La pluie venait juste de s’arrêter. L’air sentait le béton mouillé et le métal, et les flaques reflétaient la lumière pâle des vitrines. Nora marchait lentement dans la rue, col relevé, serrant son sac contre elle. La journée avait été longue — travail, pharmacie, tramway, le même trajet, comme une vieille chanson qu’on n’a plus envie d’écouter.
Elle n’entendit pas les pas. Seulement un bref “hé” — puis une traction.
La sangle lui échappa des doigts, le sac vola, la douleur éclata dans son épaule. Un jeune homme à capuche courait déjà, glissant sur l’asphalte comme sur de la glace.
La première chose qu’elle ressentit ne fut pas la peur. C’était la colère.
Pas contre lui — contre elle-même. Contre tous ces jours où elle s’était tue, où elle avait cédé, où elle avait laissé prendre. Quelque chose en elle se rompit — et elle se mit à courir.
Ses talons glissaient, son souffle se brisait, son cœur cognait dans les tempes. La ruelle était étroite, un caniveau grondait dans l’ombre. Le garçon se retourna, trop tard — elle l’avait déjà rattrapé. Elle attrapa la sangle à deux mains, avec une force qu’elle ne se connaissait pas.
Il tira — elle frappa.

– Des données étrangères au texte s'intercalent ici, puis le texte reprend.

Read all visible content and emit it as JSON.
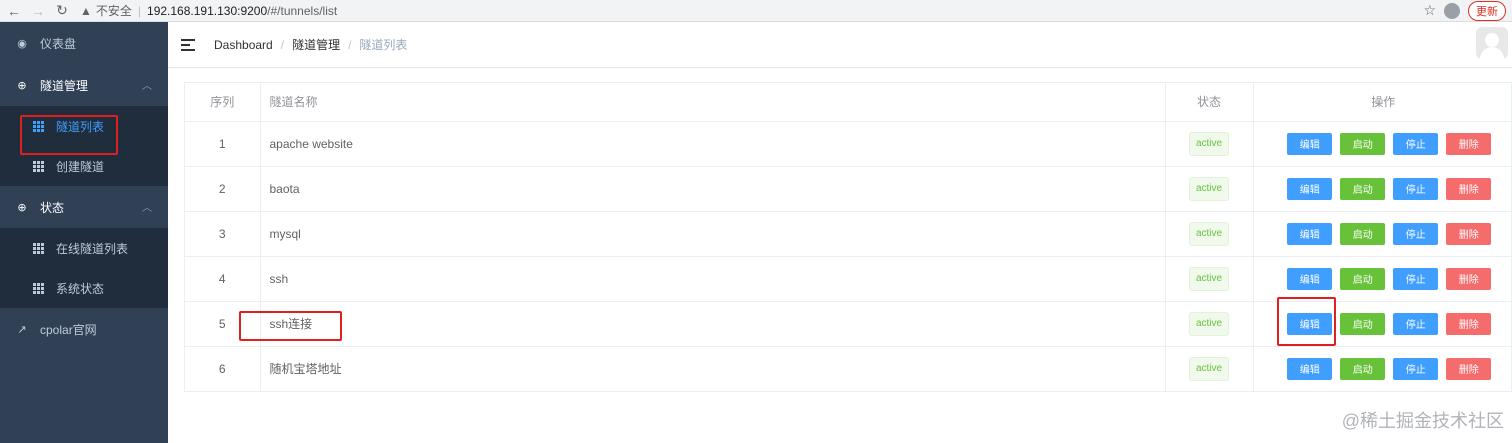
{
  "browser": {
    "insecure_label": "不安全",
    "url_host": "192.168.191.130:9200",
    "url_path": "/#/tunnels/list",
    "update_label": "更新"
  },
  "sidebar": {
    "items": [
      {
        "label": "仪表盘",
        "icon": "dashboard-icon"
      },
      {
        "label": "隧道管理",
        "icon": "plus-circle-icon",
        "children": [
          {
            "label": "隧道列表",
            "icon": "grid-icon",
            "active": true
          },
          {
            "label": "创建隧道",
            "icon": "grid-icon"
          }
        ]
      },
      {
        "label": "状态",
        "icon": "plus-circle-icon",
        "children": [
          {
            "label": "在线隧道列表",
            "icon": "grid-icon"
          },
          {
            "label": "系统状态",
            "icon": "grid-icon"
          }
        ]
      },
      {
        "label": "cpolar官网",
        "icon": "external-link-icon"
      }
    ]
  },
  "breadcrumb": [
    "Dashboard",
    "隧道管理",
    "隧道列表"
  ],
  "table": {
    "headers": {
      "index": "序列",
      "name": "隧道名称",
      "status": "状态",
      "ops": "操作"
    },
    "rows": [
      {
        "index": "1",
        "name": "apache website",
        "status": "active"
      },
      {
        "index": "2",
        "name": "baota",
        "status": "active"
      },
      {
        "index": "3",
        "name": "mysql",
        "status": "active"
      },
      {
        "index": "4",
        "name": "ssh",
        "status": "active"
      },
      {
        "index": "5",
        "name": "ssh连接",
        "status": "active"
      },
      {
        "index": "6",
        "name": "随机宝塔地址",
        "status": "active"
      }
    ],
    "buttons": {
      "edit": "编辑",
      "start": "启动",
      "stop": "停止",
      "delete": "删除"
    }
  },
  "watermark": "@稀土掘金技术社区",
  "colors": {
    "sidebar_bg": "#304156",
    "primary": "#409eff",
    "success": "#67c23a",
    "danger": "#f56c6c"
  }
}
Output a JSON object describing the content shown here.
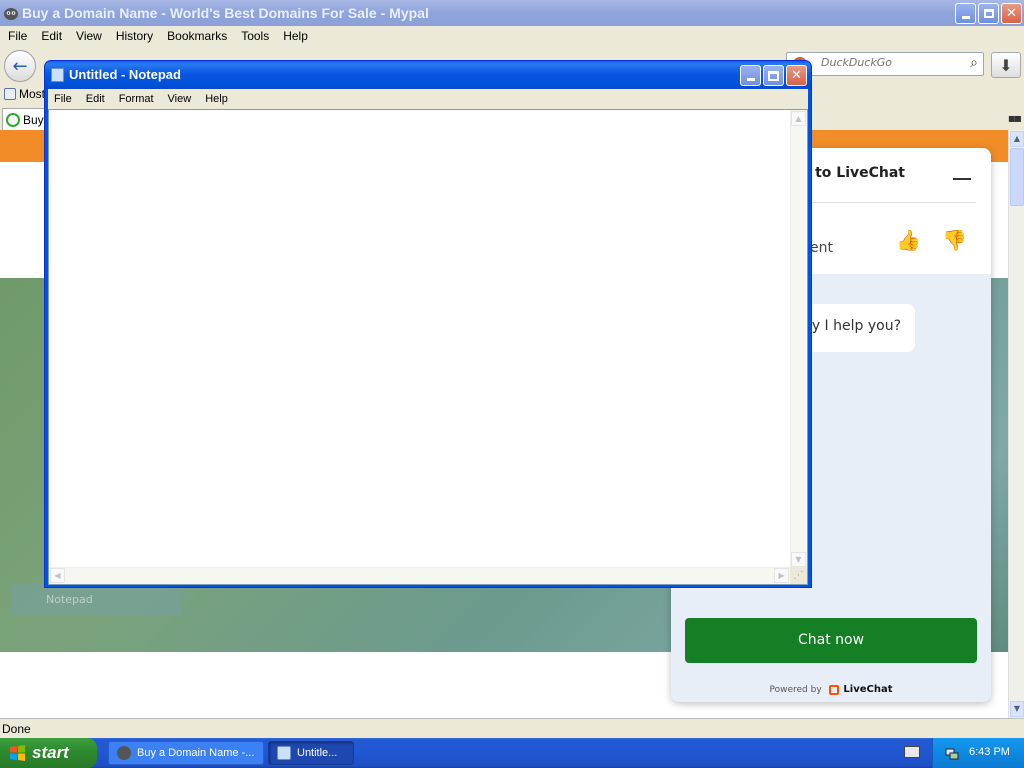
{
  "browser": {
    "title": "Buy a Domain Name - World's Best Domains For Sale - Mypal",
    "menu": [
      "File",
      "Edit",
      "View",
      "History",
      "Bookmarks",
      "Tools",
      "Help"
    ],
    "search_placeholder": "DuckDuckGo",
    "bookmark_most": "Most",
    "tab_label": "Buy",
    "status": "Done"
  },
  "livechat": {
    "title": "ne to LiveChat",
    "agent_text": "ent",
    "bubble_text": "ay I help you?",
    "chat_now": "Chat now",
    "powered_by": "Powered by",
    "brand": "LiveChat"
  },
  "page": {
    "ghost_taskbar_label": "Notepad"
  },
  "notepad": {
    "title": "Untitled - Notepad",
    "menu": [
      "File",
      "Edit",
      "Format",
      "View",
      "Help"
    ],
    "text": ""
  },
  "taskbar": {
    "start_label": "start",
    "tasks": [
      {
        "label": "Buy a Domain Name -..."
      },
      {
        "label": "Untitle..."
      }
    ],
    "clock": "6:43 PM"
  },
  "colors": {
    "accent_orange": "#f28c28",
    "chat_green": "#157f25",
    "xp_blue": "#0054e3",
    "start_green": "#2f8a2f"
  }
}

Court, maladroit, mais juste.
Ils tombèrent tous les deux. Il jura, leva le poing, mais elle ne céda pas. Ses mains tremblaient, mais elles ne lâchaient pas.
— Lâche ça, idiote ! — cria-t-il.
— Non, — dit-elle d’une voix rauque. — C’est à moi.
Il la repoussa, mais elle agrippa encore le sac, un coup sec vers elle. Le tissu craqua, la sangle se rompit. Le voleur recula, stupéfait. Nora se releva — sale, trempée, mais le sac dans les bras.
Une voiture passa, ses phares les éclairèrent — elle, debout, haletante, lui, tête baissée. Il la regarda comme on regarde quelqu’un qu’on n’aurait jamais dû croiser. Puis il cracha, jura et s’enfuit.
Nora resta longtemps dans la ruelle. La pluie reprenait doucement. Elle ouvrit son sac — tout était là : portefeuille, clés, médicaments, téléphone.
Et une petite veste d’enfant — délavée, rapiécée à la manche. Trempée, mais intacte. Elle la sortit, la serra dans ses mains et respira son odeur — un peu effacée, mais reconnaissable : savon et shampooing à la fraise.
Sur la doublure, un nom brodé : Sophie.
Elle le regarda, et le temps sembla s’arrêter. Ses yeux se remplirent — pas de larmes, mais d’un poids dense, d’une douleur qui ne coule pas.
— J’avais promis que je ne laisserais plus jamais personne te prendre, — murmura-t-elle.
Au loin, on entendait le rire des adolescents, un freinage, un aboiement. Le monde continuait. Mais pour elle, tout cela n’avait plus d’importance.
Elle rentra chez elle lentement, serrant le sac contre sa poitrine, comme si son cœur venait de reprendre sa place.
Et le matin, devant le miroir, elle vit un bleu sur sa joue. Elle le toucha du bout des doigts, esquissa un sourire.
— Eh bien, Sophie, — dit-elle doucement. — On dirait que maman sait encore se battre.
Et pour la première fois depuis longtemps, elle ne détourna pas le regard de son reflet.